Masqués et encagoulés à l'arrière de leur pick-up, une dizaine d'hommes sillonnent les rues au nord de Nouméa, machettes à la main. En Nouvelle-Calédonie, où l'Etat revendique des «succès», la vie tourne au ralenti sur un archipel «en feu», lundi, après une semaine d'émeutes.
Le regard fermé, ces militants armés de sabres d'abattis croisés par des journalistes de l'AFP patrouillaient dans les rues de Dumbéa, dans l'agglomération de la capitale calédonienne, qui a connu une nouvelle nuit de violences. La septième d'affilée, sur ce territoire français du Pacifique sud, théâtre d'un soulèvement des indépendantistes contestant une réforme électorale votée à Paris.
Les barrages érigés, que les forces de l'ordre se sont efforcés de dégager toute la journée de dimanche (76 au total selon les autorités) avec le renfort des forces d'élite du GIGN, ont pour l'essentiel été réinstallés dans la nuit, émaillée de détonations dans le Grand Nouméa.

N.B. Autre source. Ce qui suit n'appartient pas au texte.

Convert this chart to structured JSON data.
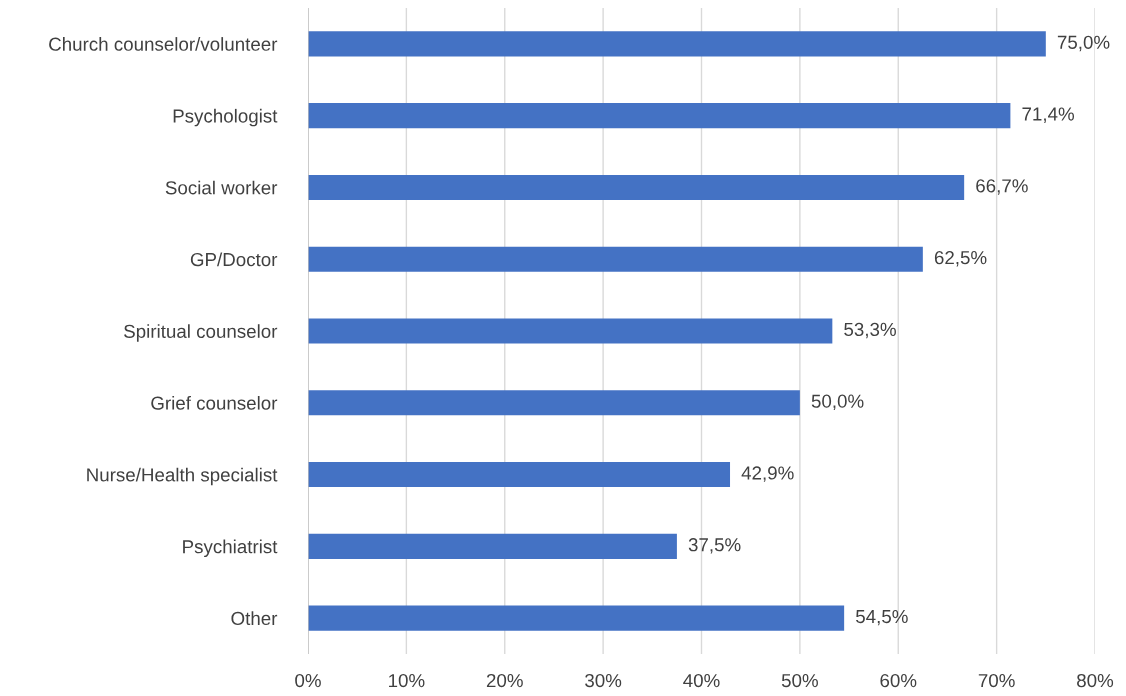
{
  "chart_data": {
    "type": "bar",
    "orientation": "horizontal",
    "categories": [
      "Church counselor/volunteer",
      "Psychologist",
      "Social worker",
      "GP/Doctor",
      "Spiritual counselor",
      "Grief counselor",
      "Nurse/Health specialist",
      "Psychiatrist",
      "Other"
    ],
    "values": [
      75.0,
      71.4,
      66.7,
      62.5,
      53.3,
      50.0,
      42.9,
      37.5,
      54.5
    ],
    "value_labels": [
      "75,0%",
      "71,4%",
      "66,7%",
      "62,5%",
      "53,3%",
      "50,0%",
      "42,9%",
      "37,5%",
      "54,5%"
    ],
    "color": "#4472c4",
    "xlim": [
      0,
      80
    ],
    "xticks": [
      {
        "value": 0,
        "label": "0%"
      },
      {
        "value": 10,
        "label": "10%"
      },
      {
        "value": 20,
        "label": "20%"
      },
      {
        "value": 30,
        "label": "30%"
      },
      {
        "value": 40,
        "label": "40%"
      },
      {
        "value": 50,
        "label": "50%"
      },
      {
        "value": 60,
        "label": "60%"
      },
      {
        "value": 70,
        "label": "70%"
      },
      {
        "value": 80,
        "label": "80%"
      }
    ],
    "grid": "x",
    "legend": false
  }
}
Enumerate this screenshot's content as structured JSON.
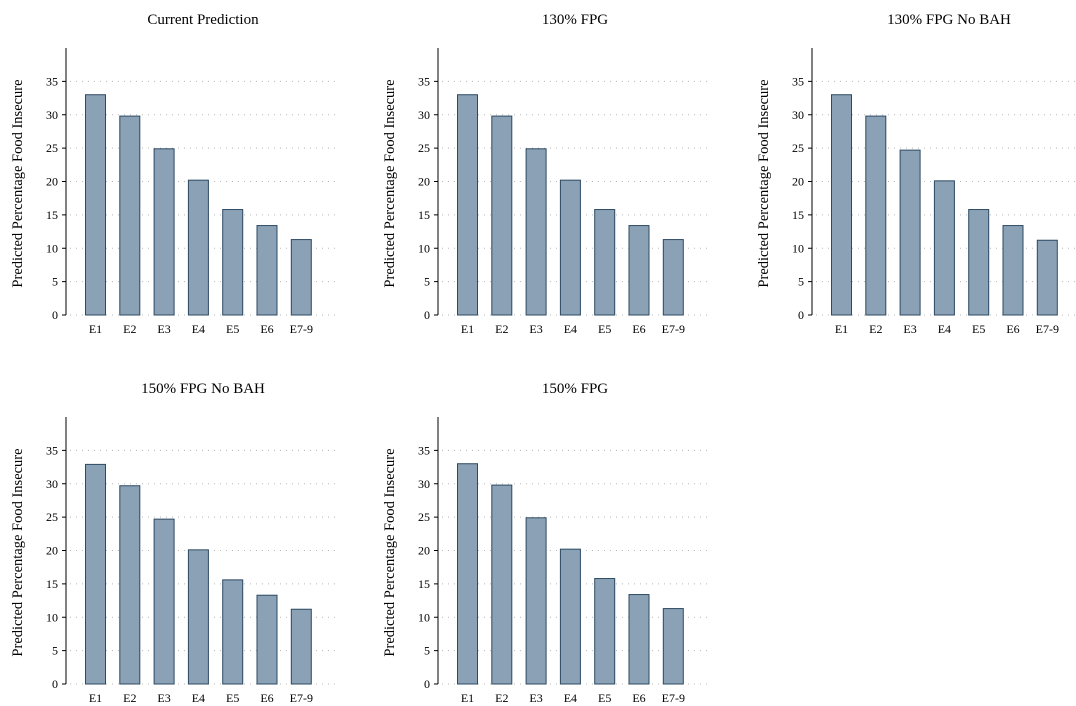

Résultat, lundi matin, les barrages tenus par des indépendantistes semblent plus nombreux et plus imposants encore, comme entre les quartiers de Montagne coupée et Montravel à Nouméa, où deux étages de voitures calcinées barrent désormais les rues. Des hommes, aux visages dissimulés derrière des foulards et équipés de barres de fer, y occupent la route.
«Ça tire toute la nuit»
«On a l'impression d'être dans la série The Walking Dead», qui se déroule dans un univers apocalyptique, se désole Thomas de Deckker, directeur de l'office des postes et télécommunications local. «Ce (lundi) matin, c'est une grosse gueule de bois. On n'a pas de visibilité sur quand il y aura à nouveau de la sécurité», constate-t-il auprès de l'AFP.
Cette situation n'a pas empêché le haut-commissaire de la République, Louis Le Franc, de se féliciter du «succès» d'une vaste opération de la gendarmerie pour reprendre la maîtrise de l'axe stratégique reliant Nouméa à l'aéroport international de La Tontouta. Toutefois, a reconnu le représentant de l'Etat, la nuit a été marquée par des «actions de pillage» et «un incendie notable». S'il n'a pas donné de précisions sur cet incendie, les locaux d'une entreprise de BTP étaient ravagés par les flammes, dans le quartier d'Auteuil.
Sur l'archipel, qui vit au rythme du couvre-feu nocturne et sous état d'urgence, le Grand Nouméa semble à l'arrêt, marqué par les stigmates des combats, strié de barrages et de check-points improvisés, ralenti par les carcasses de voiture et le bitume fondu. «On est bloqués. Je suis isolé. Je ne suis pas sorti de chez moi depuis mardi. Ca tire toute la nuit. Des jeunes passent avec des pick-ups et des transpalettes», résume un habitant du quartier populaire de Kaméré, dans le nord-ouest de Nouméa, qui n'a pas souhaité donner son nom. «La journée, on sort un peu dans la cour pour les enfants», raconte-t-il.
«Ils ont essayé pacifiquement»
Les écoles sont toujours fermées sur l'archipel, tout comme les 37 bureaux de poste et les stations-services, sauf pour certains véhicules autorisés. Avec les nombreux commerces calcinés ou pillés, les files d'attente n'en finissent pas de s'allonger devant les magasins encore ouverts, où les habitants s'approvisionnent en produits de première nécessité. Même les distributeurs de billets sont hors service dans les quartiers les plus touchés par les émeutes, incendiés ou tout simplement vides.
Pour répondre à l'urgence sanitaire, autre grande inquiétude avec l'approvisionnement en nourriture, un espace de santé a ouvert dans le centre de la capitale, constamment baigné sous le vrombissement d'un aéronef militaire. Les violences qui ont éclaté lundi soir ont fait six morts, dont deux gendarmes. Mais une partie de la population continue de soutenir les revendications des indépendantistes, sur le fond.
«L'île est en feu, certes, mais il ne faut pas oublier qu'ils (les émeutiers) ont essayé pacifiquement de faire entendre leur voix et ça n'a rien donné, il a fallu que ça dégénère pour que l'Etat nous voie, que les politiciens nous voient», tient à rappeler Laloua Savea, 35 ans, une habitante de Païta, près de Nouméa. «Même si ce n'est pas comme ça qu'il faudrait faire», insiste-t-elle, «il faut les écouter!».